Während vom eigentlichen Schauspiel nur der Titel bekannt
ist, an dessen alttestamentarische Vorlage man sich wohl hielt,
ist unter den in Stuttgart eingereichten Texten noch der Epilog
erhalten. Er wird, „wan die Comedy ier End erreicht", wiederum
vom Herold vorgetragen, in Anwesenheit und inmitten
„des ganzen Aufzug".
In 122 Versen zieht er das Fazit der Aufführung, für beide,
Arm und Reich, die viele „schöne Lehren" gleichsam wie in
einem Spiegel sahen, dazu, „waß einem Menschen ansteht wol,
und widerumb auch meiden sol." Man weiß selber nicht, was
für einen von Übel ist, doch kann man an anderen sehen, was
einem fehlt, und „derhalb hat man des Nutzes vil, wo man helt
solche Fraidenspil." In ihnen werden wir
„ Unß gnuogsam wol bespieglen könen,
Lehmen, besehen und ersinnen,
Waß man sol meiden und underlohn.
Hergegen aber sollen thon."
Sie helfen zu einem guten, christlichen Leben, da sie direkt in
die zehn Gebote hineinführen, die nun der Reihe nach auf die
einzelnen Akteure und Situationen des Stücks angewendet werden
: Hauptnegativfigur ist der königliche Minister Haman, der
als Lügner, Ehrgeizling, Dieb, Falschspieler, Neider und Lüstling
dargestellt wird. Ihn hat Gott zu Recht gestraft, wie auch die
Königin Vasthi wegen ihres Ungehorsams. Gott aber lässt „den
Frommen" auch in seinen Nöten nicht im Stich, „sonder er
zeicht in wider rauß, gibt im vil Fraiden uiberauß". Dies konnte
man an Mardach, „dem frumen Man", und der Königin Esther
erleben.

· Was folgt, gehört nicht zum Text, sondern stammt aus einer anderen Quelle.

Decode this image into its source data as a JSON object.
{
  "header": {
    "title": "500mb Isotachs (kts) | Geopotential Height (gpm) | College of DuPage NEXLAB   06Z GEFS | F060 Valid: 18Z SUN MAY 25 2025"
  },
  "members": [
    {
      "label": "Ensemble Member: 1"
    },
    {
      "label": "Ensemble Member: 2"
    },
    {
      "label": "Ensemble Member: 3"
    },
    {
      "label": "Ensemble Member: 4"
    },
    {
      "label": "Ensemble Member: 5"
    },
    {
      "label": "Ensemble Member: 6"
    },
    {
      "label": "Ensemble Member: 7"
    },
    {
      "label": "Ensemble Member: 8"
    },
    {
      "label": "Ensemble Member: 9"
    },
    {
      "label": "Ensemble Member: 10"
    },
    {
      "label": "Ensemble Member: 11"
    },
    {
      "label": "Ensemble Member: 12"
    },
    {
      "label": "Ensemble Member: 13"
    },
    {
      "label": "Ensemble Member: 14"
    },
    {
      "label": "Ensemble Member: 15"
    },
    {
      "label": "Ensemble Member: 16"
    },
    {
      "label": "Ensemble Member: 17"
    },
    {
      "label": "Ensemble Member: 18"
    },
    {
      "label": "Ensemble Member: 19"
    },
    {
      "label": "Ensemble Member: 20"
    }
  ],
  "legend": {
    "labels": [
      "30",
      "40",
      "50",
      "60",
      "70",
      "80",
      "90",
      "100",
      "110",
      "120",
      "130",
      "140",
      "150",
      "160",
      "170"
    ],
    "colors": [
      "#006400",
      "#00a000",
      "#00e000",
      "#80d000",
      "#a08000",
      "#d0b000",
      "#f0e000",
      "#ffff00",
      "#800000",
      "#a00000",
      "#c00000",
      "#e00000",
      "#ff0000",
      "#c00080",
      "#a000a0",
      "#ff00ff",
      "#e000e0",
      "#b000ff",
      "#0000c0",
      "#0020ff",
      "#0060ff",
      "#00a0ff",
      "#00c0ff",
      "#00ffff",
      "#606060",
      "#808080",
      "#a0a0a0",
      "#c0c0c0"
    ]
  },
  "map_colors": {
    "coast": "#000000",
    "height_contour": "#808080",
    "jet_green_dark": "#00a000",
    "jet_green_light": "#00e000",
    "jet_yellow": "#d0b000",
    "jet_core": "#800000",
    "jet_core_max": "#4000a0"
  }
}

Mit ihrem Gottvertrauen und frommen Leben sind sie
die großen Vorbilder, denen nachzueifern „hie Glickh und dort
daß ewig Leben" bringt.
Der Herold schließt mit dem Dank an alle, „Hoch und nider
Standspershonen", die ihnen Gehör geschenkt haben, bittet
um Nachsicht „wa etwaß nit zugangen eben", verspricht Abhilfe
„zu andern Zeiten" und schließt mit dem Gebet, dass
„Gott wol zugegen jederman
Mit seinen Gnaden schauen an,
Und unsser Seel an unsserm End,
Zu im nehmen in seine Hend."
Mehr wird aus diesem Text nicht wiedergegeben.